The enormous power outage in India has focused attention (and anxiety) on the electrical grid as key infrastructure for economic growth. More than 600 million people without power for three days! 

A blackout of such scale could not happen in the United States. For one thing, we don't have 600 million people. And America's electrical grid is certainly much more resilient than the one in India, a still-developing country with ineffective governments.

Still, as The Washington Post reports today, "Aging power grid on overload as U.S. demands more electricity."

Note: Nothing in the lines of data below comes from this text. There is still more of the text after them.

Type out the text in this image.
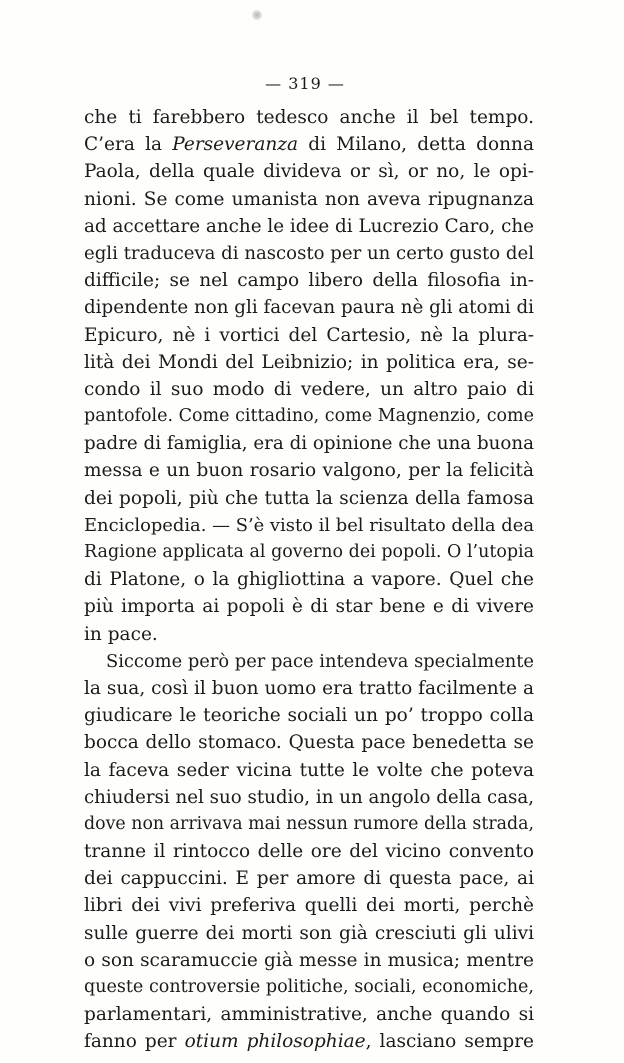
— 319 —
che ti farebbero tedesco anche il bel tempo.
C’era la Perseveranza di Milano, detta donna
Paola, della quale divideva or sì, or no, le opi-
nioni. Se come umanista non aveva ripugnanza
ad accettare anche le idee di Lucrezio Caro, che
egli traduceva di nascosto per un certo gusto del
difficile; se nel campo libero della filosofia in-
dipendente non gli facevan paura nè gli atomi di
Epicuro, nè i vortici del Cartesio, nè la plura-
lità dei Mondi del Leibnizio; in politica era, se-
condo il suo modo di vedere, un altro paio di
pantofole. Come cittadino, come Magnenzio, come
padre di famiglia, era di opinione che una buona
messa e un buon rosario valgono, per la felicità
dei popoli, più che tutta la scienza della famosa
Enciclopedia. — S’è visto il bel risultato della dea
Ragione applicata al governo dei popoli. O l’utopia
di Platone, o la ghigliottina a vapore. Quel che
più importa ai popoli è di star bene e di vivere
in pace.
Siccome però per pace intendeva specialmente
la sua, così il buon uomo era tratto facilmente a
giudicare le teoriche sociali un po’ troppo colla
bocca dello stomaco. Questa pace benedetta se
la faceva seder vicina tutte le volte che poteva
chiudersi nel suo studio, in un angolo della casa,
dove non arrivava mai nessun rumore della strada,
tranne il rintocco delle ore del vicino convento
dei cappuccini. E per amore di questa pace, ai
libri dei vivi preferiva quelli dei morti, perchè
sulle guerre dei morti son già cresciuti gli ulivi
o son scaramuccie già messe in musica; mentre
queste controversie politiche, sociali, economiche,
parlamentari, amministrative, anche quando si
fanno per otium philosophiae, lasciano sempre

At CNBC, Jim Cramer asked Thomas F. Farrell II, Chairman, President & CEO of Dominion Resources, about India. Could the same thing happen in the United States? Farrell responded:

Our system has a lot more rigor to it and partly because we have reserve margins, meaning we have more power stations than we need to run at any particular moment in time, so that if a power station goes out, there's a back-up to help keep the grid stable. They don't have that much excess power in India, and when they get to the root cause, they'll probably find that was somewhere in there.

Other topics of the interview included Dominion Resources' plans to develop a liquefied natural gas export terminal at the existing LNG terminal in Cove Point, Maryland. (Washington Post editorial, May 6, 2012, "Cove Point means business.") Farrell also touched on coal, noting Dominion just put into operation a super-clean power plant in Virginia. See "Dominion Virginia Power Begins Commercial Operations At Virginia City Hybrid Energy Center."